Let $n$ be a positive integer and suppose that $$ \sum_{0\leq k}\binom{n}{2k}x^k=A $$ What can we say about the sum $$ \sum_{0\leq k}\binom{n}{2k+1}x^k\ ? $$ Thanks!

Edit: Can we express the second sum using the value A of the first sum ?

Answer 1

Consider the equation $$ \sum_{0\leq k}\binom{n}{2k}x^k-A=0. $$ Since this is a polynomial equation of order $m=\left\lfloor\frac n2\right\rfloor$, it has (taking into account the multiplicity) exactly $m$ roots $x_i(A)$, parametrically dependent on $A$, which can be easily found numerically.
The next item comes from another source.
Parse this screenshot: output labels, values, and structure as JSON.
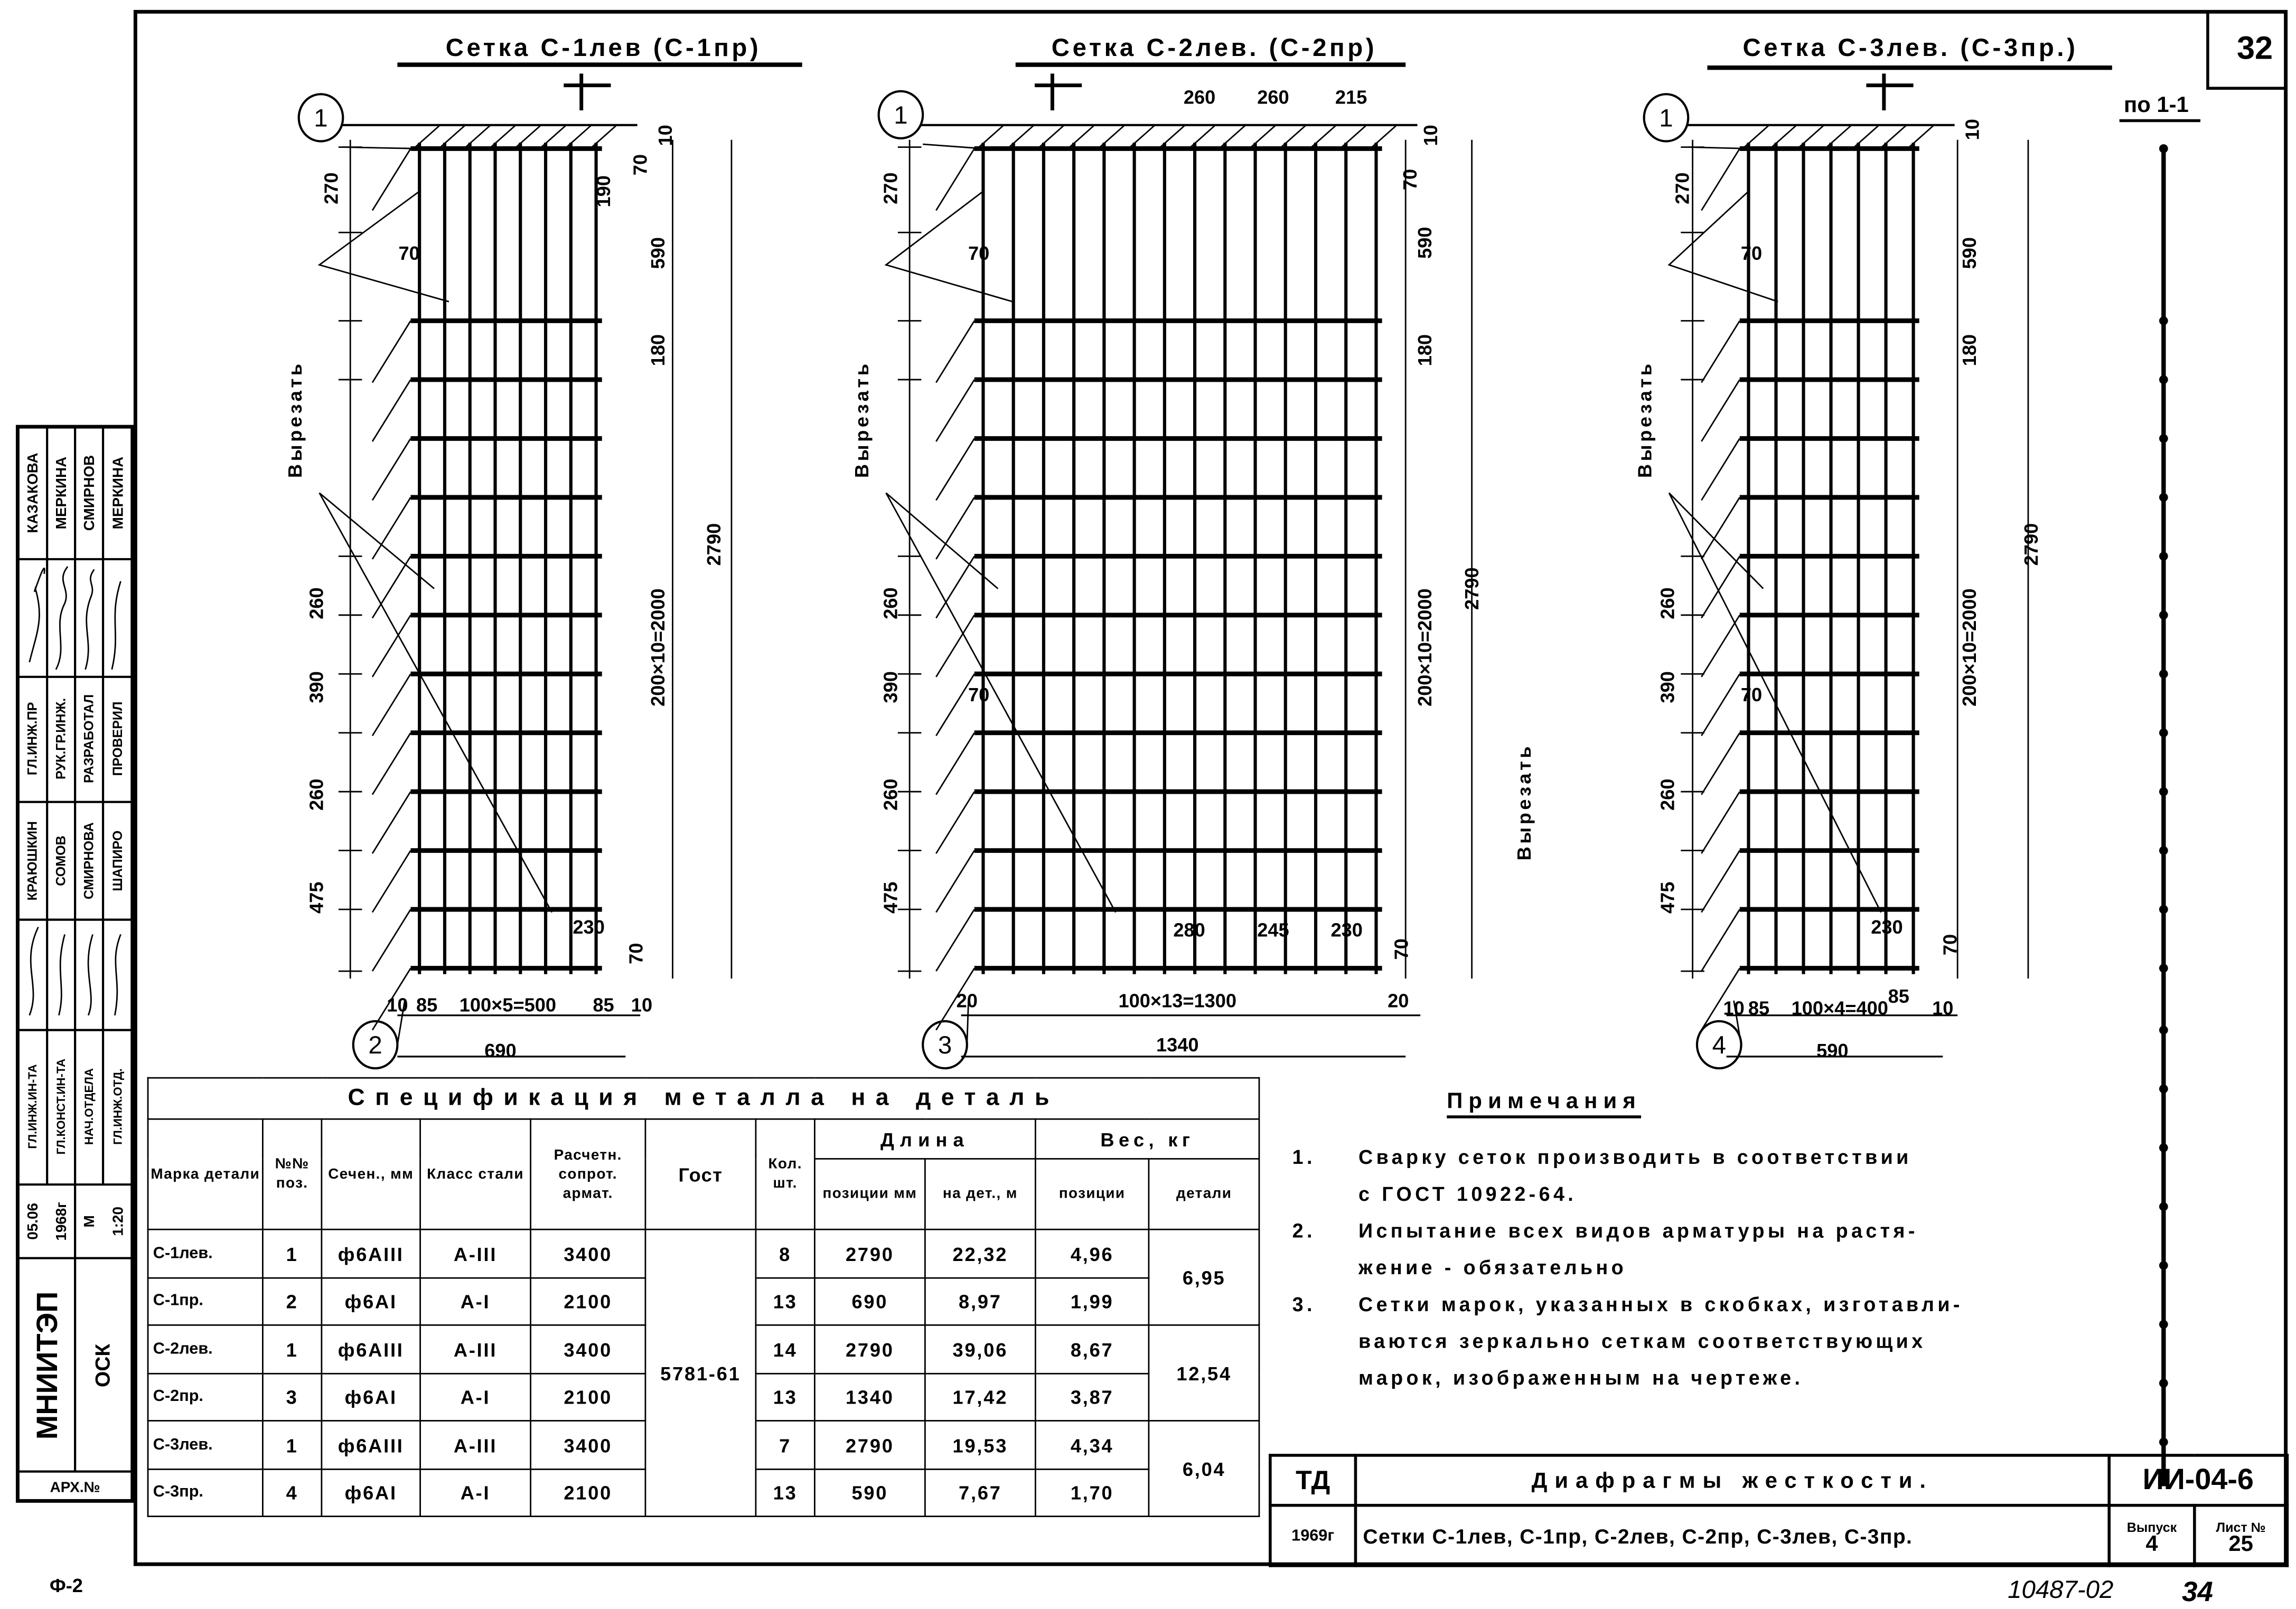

The corresponding $B$ can be then calculated as $$ B_i(A)=\sum_{0\leq k}\binom{n}{2k+1}x_i^k(A). $$

The numerical calculations do not support a speculation that there can be a general simple formula to express all $B_i$ (or even one of them) in terms of $A$. This however does not exclude a simple expression for some specific values of $A$. For example if $A=1$ one of the roots is $0$ and the corresponding $B$ is $n$.